M. Olivier Carré, président. Il s’agit de la troisième matinée d’auditions sur l’optimisation des aides à la construction de logements sociaux. J’ai le plaisir d’accueillir M. Philippe Van de Maele, président du directoire de l’UESL - la tête du réseau du 1 % logement ou Action logement -, et M. Hervé Capdevielle, qui en est le vice-président en charge du logement. Messieurs, comme d’habitude, les rapporteurs et les députés vous poseront des questions à l’issue de vos propos liminaires. Tout ce travail se fait sous l’oreille attentive de la Cour des comptes qui a la liberté de poser toutes les questions sur ce sujet.

M. Hervé Capdevielle, vice-président de l’UESL en charge du logement. Le 1 % logement est l’actionnaire de référence de 117 sociétés HLM dont la gouvernance relève des partenaires sociaux et du mouvement. Elles représentent environ 800 000 logements.

Notre premier constat est une augmentation très sensible, ces dernières années, des mises en fonds propres des sociétés dans la programmation des constructions de logements. Les subventions par logement, qu’elles émanent de l’État, des collectivités locales ou des EPCI, chutent. Nous devons donc accroître l’effort en fonds propres. Il y a une dizaine d’années, cette mise en fonds propres était de l’ordre de 5 % par programme ; aujourd’hui elle est plutôt de 12 à 15 % en moyenne. Cet effort des sociétés HLM, nécessaire à l’équilibre des opérations, nous impose de limiter le nombre de programmes dans lesquels nous nous engageons.

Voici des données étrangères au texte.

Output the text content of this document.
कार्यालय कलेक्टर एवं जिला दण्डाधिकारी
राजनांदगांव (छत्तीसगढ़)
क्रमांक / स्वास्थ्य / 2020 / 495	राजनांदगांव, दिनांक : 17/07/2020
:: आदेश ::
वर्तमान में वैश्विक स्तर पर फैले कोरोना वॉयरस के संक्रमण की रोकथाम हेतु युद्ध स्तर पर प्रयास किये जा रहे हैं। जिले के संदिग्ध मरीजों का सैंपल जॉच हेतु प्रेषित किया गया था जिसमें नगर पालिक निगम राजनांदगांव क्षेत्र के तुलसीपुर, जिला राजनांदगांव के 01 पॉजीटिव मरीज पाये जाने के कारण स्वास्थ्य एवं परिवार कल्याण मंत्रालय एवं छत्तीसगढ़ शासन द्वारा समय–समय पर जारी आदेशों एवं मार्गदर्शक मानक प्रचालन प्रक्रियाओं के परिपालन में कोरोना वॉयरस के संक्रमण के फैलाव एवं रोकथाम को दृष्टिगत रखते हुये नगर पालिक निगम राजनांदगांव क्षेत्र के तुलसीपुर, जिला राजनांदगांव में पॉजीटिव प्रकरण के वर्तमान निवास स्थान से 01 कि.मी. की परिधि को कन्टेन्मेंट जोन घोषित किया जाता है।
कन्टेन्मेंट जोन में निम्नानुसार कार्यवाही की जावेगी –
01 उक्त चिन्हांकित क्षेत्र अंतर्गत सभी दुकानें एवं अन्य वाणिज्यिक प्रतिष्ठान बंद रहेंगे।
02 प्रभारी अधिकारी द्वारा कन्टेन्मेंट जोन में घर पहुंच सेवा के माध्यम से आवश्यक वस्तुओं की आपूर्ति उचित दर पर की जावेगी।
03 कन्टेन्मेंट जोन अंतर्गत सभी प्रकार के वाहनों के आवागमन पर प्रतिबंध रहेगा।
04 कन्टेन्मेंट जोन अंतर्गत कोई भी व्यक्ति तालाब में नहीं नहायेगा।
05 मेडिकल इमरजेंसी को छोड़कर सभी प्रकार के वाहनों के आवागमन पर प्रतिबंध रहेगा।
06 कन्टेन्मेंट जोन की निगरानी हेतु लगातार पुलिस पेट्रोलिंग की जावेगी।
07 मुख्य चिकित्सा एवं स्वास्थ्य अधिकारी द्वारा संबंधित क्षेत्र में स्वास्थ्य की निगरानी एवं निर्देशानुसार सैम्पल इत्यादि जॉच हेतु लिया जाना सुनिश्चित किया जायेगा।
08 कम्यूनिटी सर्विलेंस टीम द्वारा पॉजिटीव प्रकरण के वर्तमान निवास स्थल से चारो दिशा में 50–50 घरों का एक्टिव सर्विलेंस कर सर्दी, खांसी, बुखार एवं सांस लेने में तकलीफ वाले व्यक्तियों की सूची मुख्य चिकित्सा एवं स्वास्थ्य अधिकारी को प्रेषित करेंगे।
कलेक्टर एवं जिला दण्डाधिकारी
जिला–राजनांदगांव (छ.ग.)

S’ajoutent les contraintes nouvelles en matière d’équipement des logements résultant de la réglementation sur le handicap, ainsi que les normes « Haute qualité environnementale » qui ont été renforcées depuis 2012 par rapport à la norme de 2005. Ceci est bien sûr souhaitable pour le confort des locataires, mais il en résulte surcoût pour les opérateurs.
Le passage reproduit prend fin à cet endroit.